She was supposed to hear by March 15 whether she'd been chosen as the nation's best high school teacher of French. So when the moment passed, and she hadn't heard anything, she assumed she lost. When word did finally arrive, Caroline Little found herself unable to process what had happened.
"I got this e-mail but I didn't believe what I was reading," she said. "I printed it out and gave it to the secretary in the school office to read. I said, 'Did I win?' And she said, 'Yes!' And I started jumping up and down."
Little, 36, who grew up in Marine on St. Croix, has been for 13 years the entire French department at St. Thomas Academy, the private Catholic school in Mendota Heights.

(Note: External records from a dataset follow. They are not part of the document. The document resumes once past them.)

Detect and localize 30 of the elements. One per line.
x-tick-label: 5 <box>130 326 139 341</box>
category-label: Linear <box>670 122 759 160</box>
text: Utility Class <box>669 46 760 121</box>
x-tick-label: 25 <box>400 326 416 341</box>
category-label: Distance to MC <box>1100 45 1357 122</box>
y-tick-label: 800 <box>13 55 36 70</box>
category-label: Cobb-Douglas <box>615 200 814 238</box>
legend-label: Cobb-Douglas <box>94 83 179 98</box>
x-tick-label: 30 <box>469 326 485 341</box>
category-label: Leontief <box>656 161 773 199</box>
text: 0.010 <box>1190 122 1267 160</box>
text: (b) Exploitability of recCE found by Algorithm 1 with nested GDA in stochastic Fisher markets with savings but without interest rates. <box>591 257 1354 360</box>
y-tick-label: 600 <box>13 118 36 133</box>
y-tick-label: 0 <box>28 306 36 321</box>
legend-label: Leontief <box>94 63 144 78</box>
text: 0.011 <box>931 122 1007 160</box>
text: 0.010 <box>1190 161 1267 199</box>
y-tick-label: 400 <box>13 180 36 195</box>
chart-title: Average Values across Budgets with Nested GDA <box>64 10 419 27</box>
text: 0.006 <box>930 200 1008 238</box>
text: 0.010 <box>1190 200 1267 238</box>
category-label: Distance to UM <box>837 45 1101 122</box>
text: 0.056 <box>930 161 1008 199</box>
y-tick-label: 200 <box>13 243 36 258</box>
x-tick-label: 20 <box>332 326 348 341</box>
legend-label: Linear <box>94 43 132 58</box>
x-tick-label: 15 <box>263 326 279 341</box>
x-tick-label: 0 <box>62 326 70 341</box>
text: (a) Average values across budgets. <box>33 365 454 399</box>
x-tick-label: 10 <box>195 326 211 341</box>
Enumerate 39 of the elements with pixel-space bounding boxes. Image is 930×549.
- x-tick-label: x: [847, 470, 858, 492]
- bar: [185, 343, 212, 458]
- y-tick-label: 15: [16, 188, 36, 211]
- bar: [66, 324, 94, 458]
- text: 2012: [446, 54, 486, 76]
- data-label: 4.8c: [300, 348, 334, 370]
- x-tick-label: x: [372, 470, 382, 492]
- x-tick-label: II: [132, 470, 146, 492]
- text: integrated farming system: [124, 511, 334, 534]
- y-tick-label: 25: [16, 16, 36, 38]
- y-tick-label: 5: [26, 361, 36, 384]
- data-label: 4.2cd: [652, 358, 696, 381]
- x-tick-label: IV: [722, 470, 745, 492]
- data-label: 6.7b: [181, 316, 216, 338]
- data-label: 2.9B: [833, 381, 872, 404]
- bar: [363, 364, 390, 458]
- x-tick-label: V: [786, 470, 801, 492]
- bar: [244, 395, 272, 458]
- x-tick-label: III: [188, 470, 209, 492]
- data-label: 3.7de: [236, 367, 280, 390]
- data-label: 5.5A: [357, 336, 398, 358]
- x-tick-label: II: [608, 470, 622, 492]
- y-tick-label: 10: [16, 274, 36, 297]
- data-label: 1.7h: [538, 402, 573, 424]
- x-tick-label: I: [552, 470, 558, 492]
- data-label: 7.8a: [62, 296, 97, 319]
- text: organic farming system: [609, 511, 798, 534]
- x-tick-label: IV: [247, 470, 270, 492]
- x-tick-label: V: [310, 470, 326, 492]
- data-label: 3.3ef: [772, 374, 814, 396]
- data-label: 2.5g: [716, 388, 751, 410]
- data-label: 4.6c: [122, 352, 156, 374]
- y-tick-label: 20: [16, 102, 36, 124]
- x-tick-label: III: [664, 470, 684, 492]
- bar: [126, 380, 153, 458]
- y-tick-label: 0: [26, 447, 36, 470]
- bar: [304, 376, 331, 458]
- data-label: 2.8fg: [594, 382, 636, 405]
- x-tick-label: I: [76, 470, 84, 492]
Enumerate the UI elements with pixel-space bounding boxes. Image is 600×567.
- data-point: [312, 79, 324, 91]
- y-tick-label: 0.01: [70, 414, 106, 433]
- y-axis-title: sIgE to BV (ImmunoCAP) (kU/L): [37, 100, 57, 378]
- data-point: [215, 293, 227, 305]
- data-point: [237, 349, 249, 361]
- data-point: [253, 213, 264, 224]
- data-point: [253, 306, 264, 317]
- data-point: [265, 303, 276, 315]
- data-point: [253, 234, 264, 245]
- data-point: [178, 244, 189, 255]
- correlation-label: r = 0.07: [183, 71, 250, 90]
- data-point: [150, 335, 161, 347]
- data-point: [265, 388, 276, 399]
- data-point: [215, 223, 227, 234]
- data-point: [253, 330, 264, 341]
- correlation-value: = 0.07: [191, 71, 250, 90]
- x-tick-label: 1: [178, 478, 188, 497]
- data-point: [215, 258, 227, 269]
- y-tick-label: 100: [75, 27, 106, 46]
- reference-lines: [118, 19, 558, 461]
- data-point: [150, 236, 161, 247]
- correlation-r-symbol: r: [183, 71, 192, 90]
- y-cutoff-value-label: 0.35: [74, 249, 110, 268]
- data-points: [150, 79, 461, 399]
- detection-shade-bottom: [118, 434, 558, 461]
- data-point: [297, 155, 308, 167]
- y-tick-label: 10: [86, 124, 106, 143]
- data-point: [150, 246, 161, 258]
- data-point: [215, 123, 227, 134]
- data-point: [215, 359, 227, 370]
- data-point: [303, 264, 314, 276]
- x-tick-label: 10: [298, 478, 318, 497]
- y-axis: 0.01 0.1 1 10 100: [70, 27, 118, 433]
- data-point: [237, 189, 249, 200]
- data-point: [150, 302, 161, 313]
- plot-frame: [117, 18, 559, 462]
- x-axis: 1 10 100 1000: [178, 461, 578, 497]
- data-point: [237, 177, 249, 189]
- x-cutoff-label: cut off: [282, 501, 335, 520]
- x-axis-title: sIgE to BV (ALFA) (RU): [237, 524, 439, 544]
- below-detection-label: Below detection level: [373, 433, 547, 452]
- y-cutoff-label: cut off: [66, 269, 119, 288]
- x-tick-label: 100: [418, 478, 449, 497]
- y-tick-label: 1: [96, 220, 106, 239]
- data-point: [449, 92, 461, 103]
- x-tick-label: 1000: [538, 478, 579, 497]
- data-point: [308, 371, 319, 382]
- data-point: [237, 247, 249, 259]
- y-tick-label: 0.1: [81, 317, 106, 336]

Demanding, animated, even theatrical, she spoke in an interview of going from a Huck Finn-style childhood in Washington County to — she believes — only the third Minnesotan ever to be honored in this way by the American Association of Teachers of French.
Q: Where did you grow up?
A: My entire childhood was in Marine on St. Croix, and I loved it. We lived across the highway from a retreat center which had a lot of land, five acres and behind them was more land owned by William O'Brien State Park and the Boy Scouts, a huge nature preserve, so we went out in the woods for hours, my brother and sister and I, and had forts all over the place.
Q: What drew you to languages?
A: My dad worked for 3M as an applied physicist, so there were a lot of science experiments on the dining room table. He would travel a lot to Japan and it was very important in my family to have a second language and we all had to do a program abroad in high school. I chose French to be different: everyone else did German.